Between January and March 2021, the USDA's Animal and Plant Health Inspection Service tested 481 deer in the four states for the study. Michigan had the highest percentage of positive samples at 67 percent. The lowest percentage (7 percent) of deer with COVID antibodies was recorded in Illinois.

The USDA noted that none of the deer in the study displayed any clinical symptoms of the coronavirus.

The agency also did not come to a conclusion on how the deer became exposed to the virus.

"It's possible they were exposed through people, the environment, other deer, or another animal species," the USDA wrote.

Meanwhile, a separate recent study of white-tailed deer in Iowa found that up to 80 percent of those sampled had been infected with the coronavirus. The study, conducted by veterinary microbiologists for Penn State University, said the animals probably contracted the virus from humans before spreading it to one another.

"It was effectively showing up in all parts of the state," Suresh Kuchipudi, who led the study with Vivek Kapur, told The New York Times in early November. "We were dumbfounded."
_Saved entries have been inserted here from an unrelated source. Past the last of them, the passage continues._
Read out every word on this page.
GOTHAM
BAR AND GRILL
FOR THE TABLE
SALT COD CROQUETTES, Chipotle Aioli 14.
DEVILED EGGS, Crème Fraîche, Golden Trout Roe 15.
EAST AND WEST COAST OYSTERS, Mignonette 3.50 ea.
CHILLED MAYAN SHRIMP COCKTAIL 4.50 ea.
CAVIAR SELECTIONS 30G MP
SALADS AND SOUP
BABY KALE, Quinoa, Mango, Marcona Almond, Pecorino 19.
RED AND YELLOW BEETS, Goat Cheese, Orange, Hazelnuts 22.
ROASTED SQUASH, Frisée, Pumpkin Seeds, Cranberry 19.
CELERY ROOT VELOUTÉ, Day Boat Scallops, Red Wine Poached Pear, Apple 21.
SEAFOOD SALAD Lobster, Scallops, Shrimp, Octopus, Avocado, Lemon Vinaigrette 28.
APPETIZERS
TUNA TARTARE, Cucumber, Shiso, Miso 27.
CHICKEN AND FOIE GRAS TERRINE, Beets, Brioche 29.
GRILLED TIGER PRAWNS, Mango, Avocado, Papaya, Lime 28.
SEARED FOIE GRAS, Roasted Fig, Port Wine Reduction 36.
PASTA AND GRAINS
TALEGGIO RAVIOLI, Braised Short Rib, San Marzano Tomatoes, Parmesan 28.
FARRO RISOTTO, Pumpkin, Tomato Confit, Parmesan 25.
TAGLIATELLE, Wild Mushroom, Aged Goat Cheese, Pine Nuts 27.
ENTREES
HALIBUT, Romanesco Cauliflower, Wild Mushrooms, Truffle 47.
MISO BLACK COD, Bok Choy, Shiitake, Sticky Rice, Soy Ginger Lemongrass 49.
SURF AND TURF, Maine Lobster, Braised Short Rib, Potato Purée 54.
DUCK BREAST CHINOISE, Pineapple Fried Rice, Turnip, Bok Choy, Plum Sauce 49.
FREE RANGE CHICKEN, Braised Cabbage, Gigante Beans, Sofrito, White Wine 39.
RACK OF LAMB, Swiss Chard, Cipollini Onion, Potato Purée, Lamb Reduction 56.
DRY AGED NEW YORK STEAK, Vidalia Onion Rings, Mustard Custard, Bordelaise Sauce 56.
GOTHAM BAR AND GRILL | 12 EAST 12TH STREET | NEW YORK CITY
While these studies found antibodies in deer, the USDA had already announced in August that the Ohio State University College of Veterinary Medicine found white-tailed deer in Ohio that had tested positive for the virus. The USDA claimed these were the first deer confirmed with the SARS-CoV-2 virus worldwide.

Scott Weese, a veterinary infectious disease specialist with the Ontario Veterinary College and director of the Centre for Public Health and Zoonoses, told the Global News that most people don't have to be worried about getting infected by deer.

However, he did say that people who work with farmed deer should be cautious, as should hunters.

"A wounded deer that's breathing and they're getting close to it, that could do it," Weese told the Global News.